The central part to control everything is a simple Microchip ATMega328P-AU MCU running at 5V. As an user interface, there are two push-buttons SW1 & SW2 and five LEDs D17-D21 to signal the current tuner-state and VSWR.
Tuning an unknown antenna for an unknown frequency is a relatively difficult task: The VSWR as a function of L and C is certainly not convex. There are (possibly) many local minima and finding the best match, that is the global minimum of the VSWR function gets hard.
However, the tuning algorithm is surprisingly simple. Tuning happens in two steps. First, a coarse tuning is done by searching a subset of all possible combinations of L and C values for a coarse minimum. This first tuning will likely not achieve the best possible match, but finds a reasonable match fast.

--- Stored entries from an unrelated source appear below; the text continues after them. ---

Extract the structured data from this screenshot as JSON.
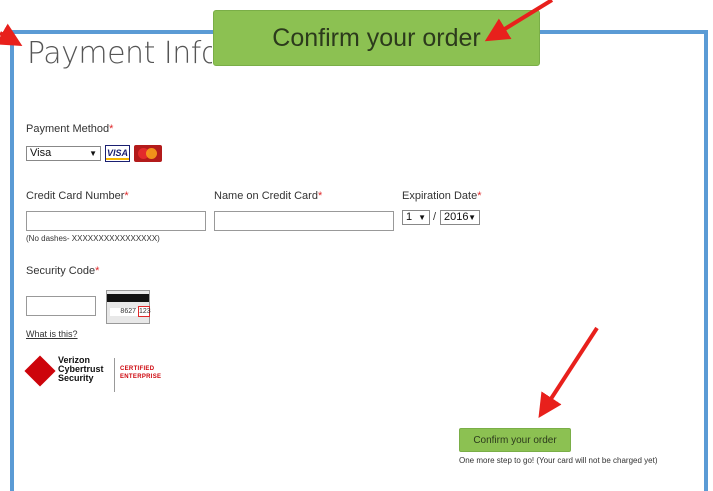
{
  "header": {
    "title": "Payment Inforr",
    "callout_label": "Confirm your order"
  },
  "payment_method": {
    "label": "Payment Method",
    "required_mark": "*",
    "selected": "Visa"
  },
  "cards": {
    "visa_text": "VISA"
  },
  "fields": {
    "card_number_label": "Credit Card Number",
    "name_label": "Name on Credit Card",
    "expiration_label": "Expiration Date",
    "required_mark": "*",
    "card_number_value": "",
    "name_value": "",
    "card_hint": "(No dashes- XXXXXXXXXXXXXXXX)",
    "exp_month": "1",
    "exp_separator": "/",
    "exp_year": "2016"
  },
  "security": {
    "label": "Security Code",
    "required_mark": "*",
    "value": "",
    "what_link": "What is this?",
    "card_sig_digits": "8627",
    "card_cvv_digits": "123"
  },
  "trust_logo": {
    "name_line1": "Verizon",
    "name_line2": "Cybertrust",
    "name_line3": "Security",
    "cert_line1": "CERTIFIED",
    "cert_line2": "ENTERPRISE"
  },
  "footer": {
    "confirm_label": "Confirm your order",
    "note": "One more step to go! (Your card will not be charged yet)"
  },
  "colors": {
    "frame": "#5b9bd5",
    "button_green": "#8cc152",
    "required": "#e0292b",
    "arrow": "#e8201c"
  }
}
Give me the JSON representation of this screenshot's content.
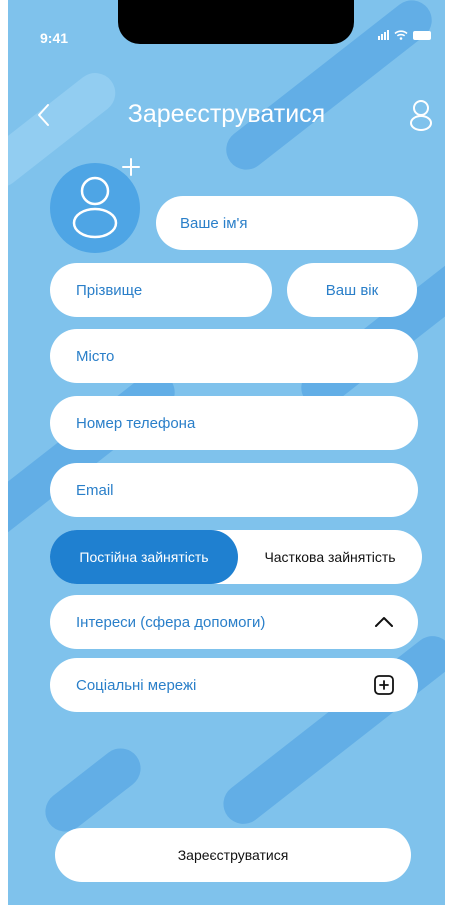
{
  "status_bar": {
    "time": "9:41"
  },
  "header": {
    "title": "Зареєструватися"
  },
  "form": {
    "first_name_placeholder": "Ваше ім'я",
    "last_name_placeholder": "Прізвище",
    "age_placeholder": "Ваш вік",
    "city_placeholder": "Місто",
    "phone_placeholder": "Номер телефона",
    "email_placeholder": "Email",
    "employment": {
      "options": [
        "Постійна зайнятість",
        "Часткова зайнятість"
      ],
      "selected": "Постійна зайнятість"
    },
    "interests_label": "Інтереси (сфера допомоги)",
    "social_label": "Соціальні мережі"
  },
  "submit_label": "Зареєструватися",
  "colors": {
    "background": "#7fc2ec",
    "accent": "#1f80d0",
    "text_accent": "#2a7fc9"
  }
}
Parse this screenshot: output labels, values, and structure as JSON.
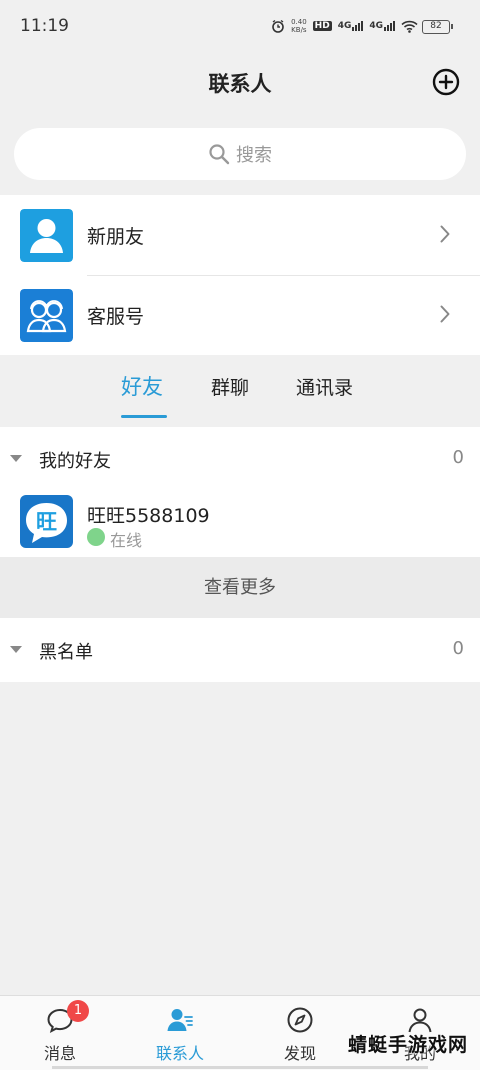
{
  "status_bar": {
    "time": "11:19",
    "net_speed_value": "0.40",
    "net_speed_unit": "KB/s",
    "hd_label": "HD",
    "sim1_label": "4G",
    "sim2_label": "4G",
    "battery": "82"
  },
  "header": {
    "title": "联系人"
  },
  "search": {
    "placeholder": "搜索"
  },
  "list": {
    "new_friends": "新朋友",
    "customer_service": "客服号"
  },
  "tabs": {
    "items": [
      "好友",
      "群聊",
      "通讯录"
    ],
    "active": 0
  },
  "friends_group": {
    "label": "我的好友",
    "count": "0"
  },
  "friend": {
    "name": "旺旺5588109",
    "status": "在线",
    "avatar_glyph": "旺"
  },
  "see_more": "查看更多",
  "blacklist": {
    "label": "黑名单",
    "count": "0"
  },
  "bottom_nav": {
    "items": [
      "消息",
      "联系人",
      "发现",
      "我的"
    ],
    "active": 1,
    "message_badge": "1"
  },
  "watermark": "蜻蜓手游戏网",
  "colors": {
    "accent": "#2a9bd6",
    "avatar_blue": "#1e9fe0",
    "service_blue": "#1b7fd6",
    "badge_red": "#f04848",
    "online_green": "#7fd48b"
  }
}
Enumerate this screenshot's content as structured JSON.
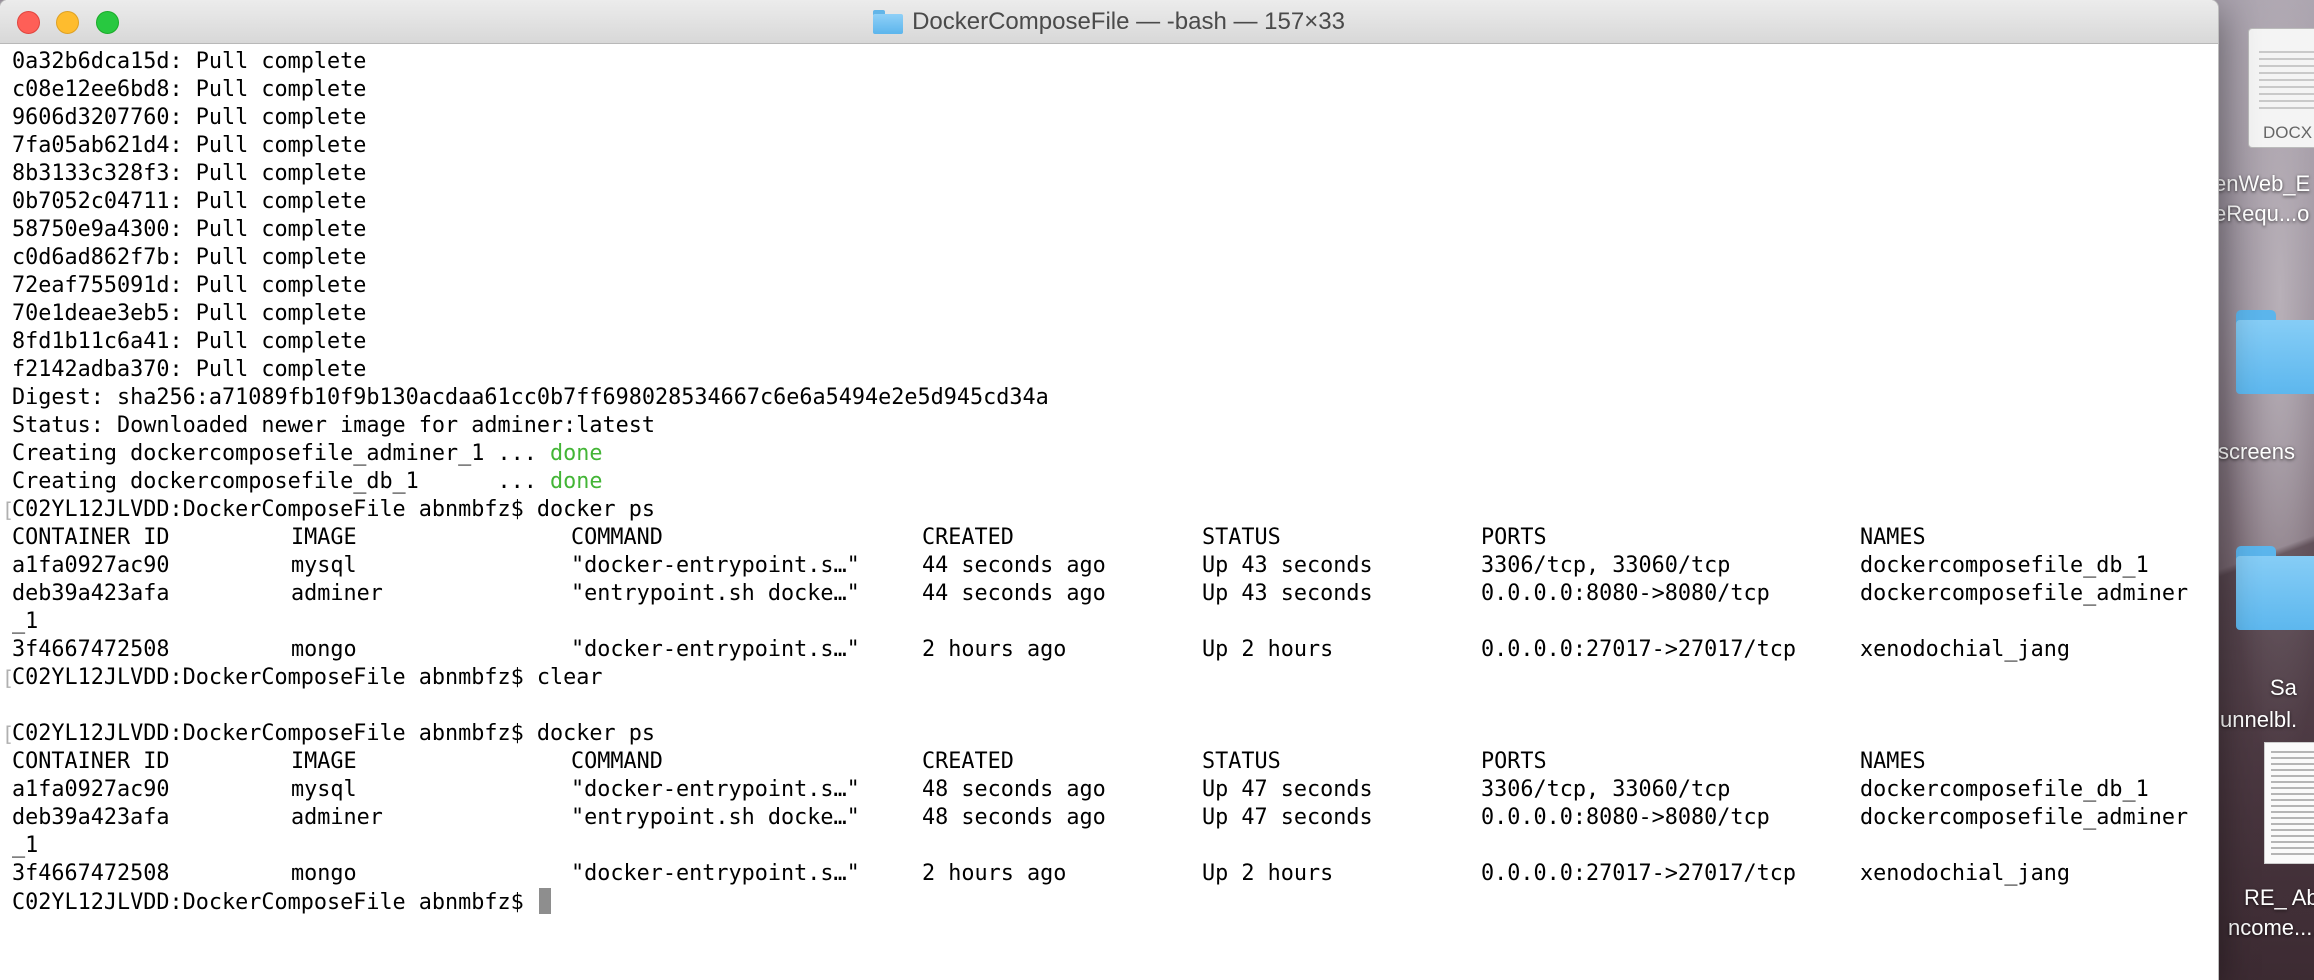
{
  "window": {
    "title": "DockerComposeFile — -bash — 157×33"
  },
  "terminal": {
    "pull_lines": [
      "0a32b6dca15d: Pull complete",
      "c08e12ee6bd8: Pull complete",
      "9606d3207760: Pull complete",
      "7fa05ab621d4: Pull complete",
      "8b3133c328f3: Pull complete",
      "0b7052c04711: Pull complete",
      "58750e9a4300: Pull complete",
      "c0d6ad862f7b: Pull complete",
      "72eaf755091d: Pull complete",
      "70e1deae3eb5: Pull complete",
      "8fd1b11c6a41: Pull complete",
      "f2142adba370: Pull complete"
    ],
    "digest": "Digest: sha256:a71089fb10f9b130acdaa61cc0b7ff698028534667c6e6a5494e2e5d945cd34a",
    "status": "Status: Downloaded newer image for adminer:latest",
    "creating": [
      {
        "text": "Creating dockercomposefile_adminer_1 ... ",
        "result": "done"
      },
      {
        "text": "Creating dockercomposefile_db_1      ... ",
        "result": "done"
      }
    ],
    "prompt_1": "C02YL12JLVDD:DockerComposeFile abnmbfz$ docker ps",
    "table_1": {
      "headers": [
        "CONTAINER ID",
        "IMAGE",
        "COMMAND",
        "CREATED",
        "STATUS",
        "PORTS",
        "NAMES"
      ],
      "rows": [
        [
          "a1fa0927ac90",
          "mysql",
          "\"docker-entrypoint.s…\"",
          "44 seconds ago",
          "Up 43 seconds",
          "3306/tcp, 33060/tcp",
          "dockercomposefile_db_1"
        ],
        [
          "deb39a423afa",
          "adminer",
          "\"entrypoint.sh docke…\"",
          "44 seconds ago",
          "Up 43 seconds",
          "0.0.0.0:8080->8080/tcp",
          "dockercomposefile_adminer"
        ],
        [
          "_1",
          "",
          "",
          "",
          "",
          "",
          ""
        ],
        [
          "3f4667472508",
          "mongo",
          "\"docker-entrypoint.s…\"",
          "2 hours ago",
          "Up 2 hours",
          "0.0.0.0:27017->27017/tcp",
          "xenodochial_jang"
        ]
      ]
    },
    "prompt_2": "C02YL12JLVDD:DockerComposeFile abnmbfz$ clear",
    "prompt_3": "C02YL12JLVDD:DockerComposeFile abnmbfz$ docker ps",
    "table_2": {
      "headers": [
        "CONTAINER ID",
        "IMAGE",
        "COMMAND",
        "CREATED",
        "STATUS",
        "PORTS",
        "NAMES"
      ],
      "rows": [
        [
          "a1fa0927ac90",
          "mysql",
          "\"docker-entrypoint.s…\"",
          "48 seconds ago",
          "Up 47 seconds",
          "3306/tcp, 33060/tcp",
          "dockercomposefile_db_1"
        ],
        [
          "deb39a423afa",
          "adminer",
          "\"entrypoint.sh docke…\"",
          "48 seconds ago",
          "Up 47 seconds",
          "0.0.0.0:8080->8080/tcp",
          "dockercomposefile_adminer"
        ],
        [
          "_1",
          "",
          "",
          "",
          "",
          "",
          ""
        ],
        [
          "3f4667472508",
          "mongo",
          "\"docker-entrypoint.s…\"",
          "2 hours ago",
          "Up 2 hours",
          "0.0.0.0:27017->27017/tcp",
          "xenodochial_jang"
        ]
      ]
    },
    "prompt_4": "C02YL12JLVDD:DockerComposeFile abnmbfz$ "
  },
  "desktop": {
    "docx_tag": "DOCX",
    "item1_line1": "enWeb_E",
    "item1_line2": "eRequ...o",
    "item2_label": "screens",
    "item3_line1": "Sa",
    "item3_line2": "unnelbl.",
    "item4_line1": "RE_ Ab",
    "item4_line2": "ncome...."
  },
  "colors": {
    "done": "#43b536",
    "cursor": "#8e8e8e"
  }
}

In a second step, the coarse tuning is refined by fine-tuning L and C alternately until the VSWR cannot be reduced anymore or a sufficiently low VSWR value (e.g., less than 1.2 to 1) gets measured.
Sources and CAD Files
The schematics, board layout and firmware are licensed under Creative Commons BY-SA and are available at my GitHub page.
There is also a brief manual describing the circuit and assembly.
Some Boards for free
As usual, I provide my left-over boards (minimum order quantity at JLC PCB is 5 boards) at my PCB swap-meet.